Anna Margaret Ross (née McKittrick), Irish writer known by her pen name Amanda McKittrick Ros, dies on February 2, 1939, at Larne, County Antrim, Northern Ireland. She publishes her first novel, Irene Iddesleigh, at her own expense in 1897. She writes poetry and a number of novels. Her works are not read widely, and her eccentric, over-written, “purple” circumlocutory writing is alleged by some critics to be some of the worst prose and poetry ever written.
Ros is born in Drumaness, County Down, on December 8, 1860, the fourth child of Eliza Black and Edward Amlave McKittrick, Principal of Drumaness High School. She is christened Anna Margaret at Third Ballynahinch Presbyterian Church on January 27, 1861. In the 1880s she attends Marlborough Teacher Training College in Dublin, is appointed Monitor at Millbrook National School, Larne, County Antrim, finishes her training at Marlborough and then becomes a qualified teacher at the same school.
During Ros’s first visit to Larne, she meets Andrew Ross, a widower of 35, who is station master there. She marries him at Joymount Presbyterian Church, Carrickfergus, County Antrim, on August 30, 1887.
Ros writes under the pen name Amanda McKittrick Ros, possibly in an attempt to suggest a connection to the noble de Ros family of County Down. She is strongly influenced by the novelist Marie Corelli. She writes, “My chief object of writing is and always has been, to write if possible in a strain all my own. This I find is why my writings are so much sought after.” She imagines “the million and one who thirst for aught that drops from my pen,” and predicts that she will “be talked about at the end of a thousand years.”
Ros’s “admirers” include Aldous Huxley, Siegfried Sassoon, C. S. Lewis and Mark Twain. The publication of her novel Irene Iddesleigh is financed by her husband in 1897 as a gift to her on their tenth wedding anniversary. Twain considers the novel “one of the greatest unintentionally humorous novels of all time.” A reader sends a copy of the novel to humorist Barry Pain, who in an 1898 review calls it “a thing that happens once in a million years,” and sarcastically terms it “the book of the century.” He reports that he is initially entertained, but soon “shrank before it in tears and terror.” Ros retorts in her preface to Delina Delaney by branding Pain a “clay crab of corruption,” suggesting that he is so hostile only because he is secretly in love with her. But Ros claims to make enough money from her second novel, Delina Delaney, to build a house, which she names Iddesleigh.
In Ros’s last novel, Helen Huddleson, all the characters are named after various fruits: Lord Raspberry, Cherry Raspberry, Sir Peter Plum, Christopher Currant, the Earl of Grape, Madame Pear.
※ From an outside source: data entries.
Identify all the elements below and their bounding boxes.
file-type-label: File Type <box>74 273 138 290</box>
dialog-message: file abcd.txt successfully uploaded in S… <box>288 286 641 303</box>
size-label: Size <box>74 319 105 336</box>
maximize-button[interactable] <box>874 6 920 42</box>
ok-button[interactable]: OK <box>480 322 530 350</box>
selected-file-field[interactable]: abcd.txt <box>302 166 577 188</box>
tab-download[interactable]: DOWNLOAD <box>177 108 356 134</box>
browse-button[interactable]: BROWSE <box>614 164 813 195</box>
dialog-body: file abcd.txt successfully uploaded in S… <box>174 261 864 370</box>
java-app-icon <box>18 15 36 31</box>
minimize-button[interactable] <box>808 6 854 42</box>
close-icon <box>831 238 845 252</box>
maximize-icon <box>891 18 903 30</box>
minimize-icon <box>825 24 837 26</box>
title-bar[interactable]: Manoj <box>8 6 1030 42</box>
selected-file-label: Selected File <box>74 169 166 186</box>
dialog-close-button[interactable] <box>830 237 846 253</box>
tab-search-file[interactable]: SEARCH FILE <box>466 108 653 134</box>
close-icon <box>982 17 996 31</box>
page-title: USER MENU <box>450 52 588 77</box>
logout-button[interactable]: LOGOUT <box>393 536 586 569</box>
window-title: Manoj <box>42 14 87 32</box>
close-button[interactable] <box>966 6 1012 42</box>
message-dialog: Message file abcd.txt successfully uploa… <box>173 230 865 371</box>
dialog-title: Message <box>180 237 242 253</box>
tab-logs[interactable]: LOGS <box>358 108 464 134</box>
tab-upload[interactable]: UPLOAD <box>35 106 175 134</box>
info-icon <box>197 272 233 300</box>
Of Pear, Ros writes, “she had a swell staff of sweet-faced helpers swathed in stratagem, whose members and garments glowed with the lust of the loose, sparkled with the tears of the tortured, shone with the sunlight of bribery, dangled with the diamonds of distrust, slashed with sapphires of scandals…”
Ros believes that her critics lack sufficient intellect to appreciate her talent and is convinced that they conspire against her for revealing the corruption of society’s ruling classes, thereby disturbing “the bowels of millions.”
Andrew Ross dies in 1917, and Ros marries Thomas Rodgers, a County Down farmer, in 1922.
Belfast Public Libraries have a large collection of manuscripts, typescripts and first editions of Ros’s work. Manuscript copies include Irene Iddesleigh, Sir Benjamin Bunn and Six Months in Hell. Typescript versions of all the above are held together with Rector Rose, St. Scandal Bags and The Murdered Heiress among others. The collection of first editions covers all her major works including volumes of her poetry, Fumes of Formation and Poems of Puncture, together with lesser-known pieces such as Kaiser Bill and Donald Dudley: The Bastard Critic. The collection includes hundreds of letters addressed to Ros, many with her own comments in the margins. Also included are typed copies of her letters to newspapers, correspondence with her admiring publisher T. S. Mercer, an album of newspaper cuttings and photographs, and a script for a BBC broadcast from July 1943.
A few enthusiasts have kept Ros’s legend alive. A biography, O Rare Amanda!, is published in 1954. A collection of her most memorable passages is published in 1988 under the title Thine in Storm and Calm. In 2007 her life and works are fêted at a Belfast literary festival.
Denis Johnston, the Irish playwright, writes a radio play entitled Amanda McKittrick Ros which is broadcast on BBC Home Service radio on July 27, 1943 and subsequently. The play is published in The Dramatic Works of Denis Johnston vol. 3. He acquires a collection of papers from Ros including the unfinished typescript of Helen Huddleson. These can now be seen as part of the Denis Johnston collection in the library of the Ulster University at Coleraine, Northern Ireland.